In the final analysis, that’s what it all comes down to. Whatever the services we provide for our diabetic patients, how they perceive the delivery of that service and how (and whether) they make use of it, is really the deal-maker. When we offer our diabetic patients the opportunity to have their retinas screened annually in the interests of detecting signs of retinopathy, the way that service is delivered must satisfy the patients and convince them of its worth if they are going to use it. Otherwise, compliance rates with screening and recommended treatment will not rise, and the incidence of vision impairment from diabetic retinopathy will not decline.
Of course we probably all agree with that statement, but it’s particularly encouraging when a third party tells us we’re on the right track. So we were excited about an article posted on the Healthcare IT News forum sponsored by Athenahealth: Remote eye exams urged to prevent blindness in under-served diabetes populations. The article was authored by Jeff Rowe, a contributing writer for Healthcare IT News and editor of HIMSS Future Care. He previously served as editor of EHRWatch, a tech blog focused on all aspects of electronic health records.
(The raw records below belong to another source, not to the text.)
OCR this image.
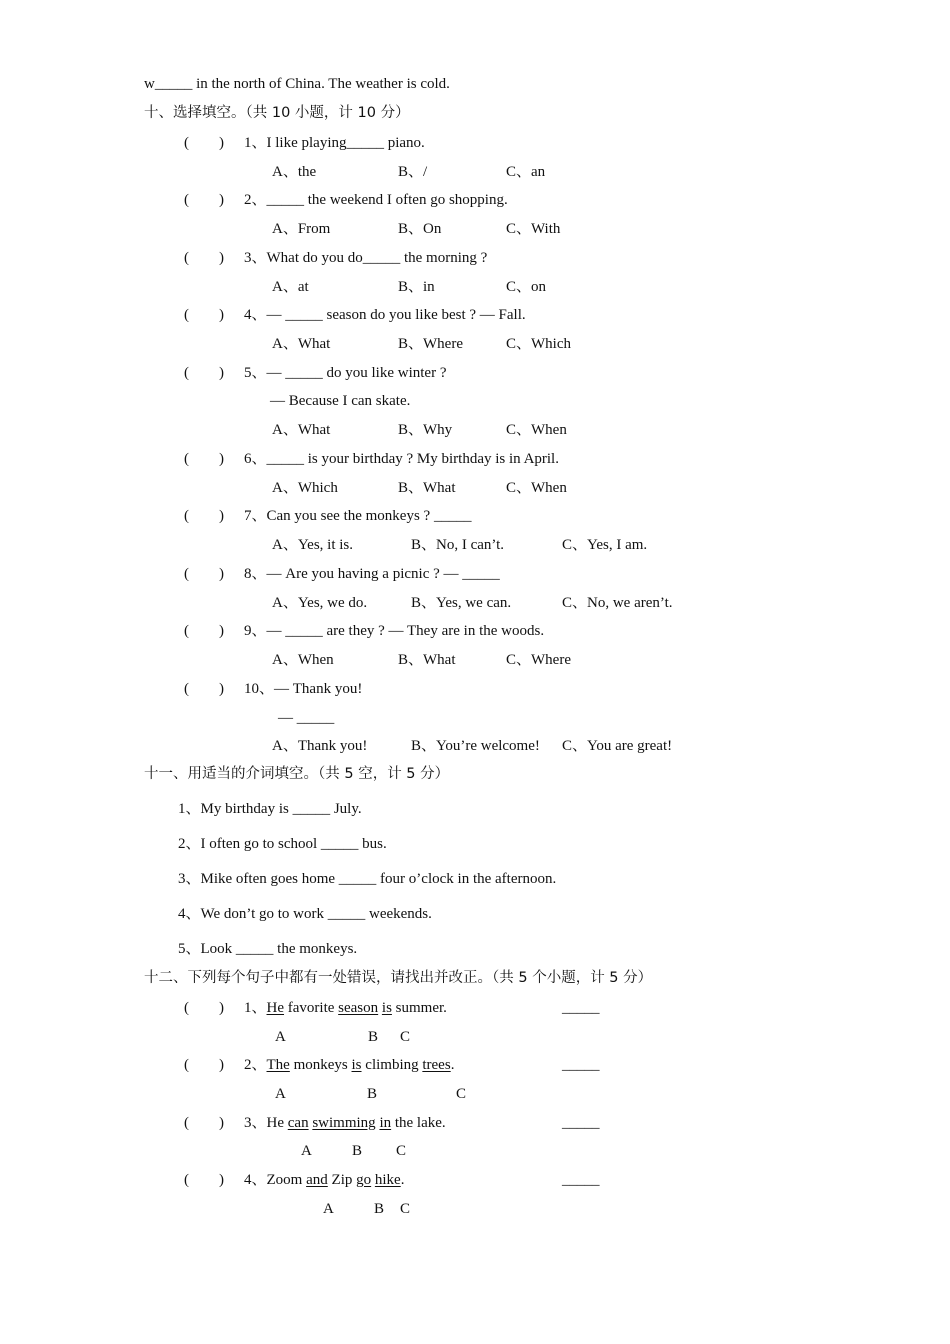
w_____ in the north of China. The weather is cold.
十、选择填空。（共 10 小题，计 10 分）
(        ) 1、I like playing_____ piano.
A、the	B、/	C、an
(        ) 2、_____ the weekend I often go shopping.
A、From	B、On	C、With
(        ) 3、What do you do_____ the morning ?
A、at	B、in	C、on
(        ) 4、— _____ season do you like best ? — Fall.
A、What	B、Where	C、Which
(        ) 5、— _____ do you like winter ?
— Because I can skate.
A、What	B、Why	C、When
(        ) 6、_____ is your birthday ? My birthday is in April.
A、Which	B、What	C、When
(        ) 7、Can you see the monkeys ? _____
A、Yes, it is.	B、No, I can’t.	C、Yes, I am.
(        ) 8、— Are you having a picnic ? — _____
A、Yes, we do.	B、Yes, we can.	C、No, we aren’t.
(        ) 9、— _____ are they ? — They are in the woods.
A、When	B、What	C、Where
(        ) 10、— Thank you!
— _____
A、Thank you!	B、You’re welcome! C、You are great!
十一、用适当的介词填空。（共 5 空，计 5 分）
1、My birthday is _____ July.
2、I often go to school _____ bus.
3、Mike often goes home _____ four o’clock in the afternoon.
4、We don’t go to work _____ weekends.
5、Look _____ the monkeys.
十二、下列每个句子中都有一处错误，请找出并改正。（共 5 个小题，计 5 分）
(        ) 1、He favorite season is summer.	_____
A	B C
(        ) 2、The monkeys is climbing trees.	_____
A	B	C
(        ) 3、He can swimming in the lake.	_____
A	B C
(        ) 4、Zoom and Zip go hike.	_____
A	B C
Rowe’s article opens with this encouraging news: “As healthcare providers consider ways of using telehealth technologies to expand specific service lines, recent research suggests it may come in useful for patients at risk for eye disease due to diabetes.” He goes on to cite a survey of older adults by the University of Michigan’s Kellogg Eye Center, which found that “nearly 70% of respondents indicated that telehealth could be more convenient than traditional one-on-one exams with an eye specialist.”
“People were also more willing to do this if they had a lot of other health problems that made it harder for them to get to the doctor,” according to one of the Michigan researchers, Maria Woodward, MD, professor of ophthalmology. Rowe notes that “virtual exams could be particularly helpful in rural areas where eye doctors are in short supply.”
The findings of the Michigan study as reported by Rowe and Athenahealth corroborate our own data from a 2015 survey of our partner clinics in Washington State. Responses came from 44 sites around the state representing 14 community health centers that had been using the EyePACS system for 1-2 years. The staffs were asked about patient satisfaction and compliance with the annual retinal screening program in general, as well as about staff satisfaction and other questions.
Seventy-seven percent of patients were reported to have been “pleased and satisfied” to be given the opportunity for screening with the cloud-based system, while 23% were characterized as “neutral.” Patient response to the telehealth retinal exam procedure itself was similar, as reported by the health centers: 80% were pleased and satisfied with the exam, while 20% had no observable response. Forty percent of participating clinics indicated their patients used the words “quick” and/or “easy” to describe the exam in the primary care visit.
We will continue to measure the effectiveness of the EyePACS telemedicine solution to detect diabetic retinopathy and prevent vision loss from the disease. In the meantime, it’s reinforcing to know that other reputable health organizations are finding similar results in terms of patient engagement and satisfaction.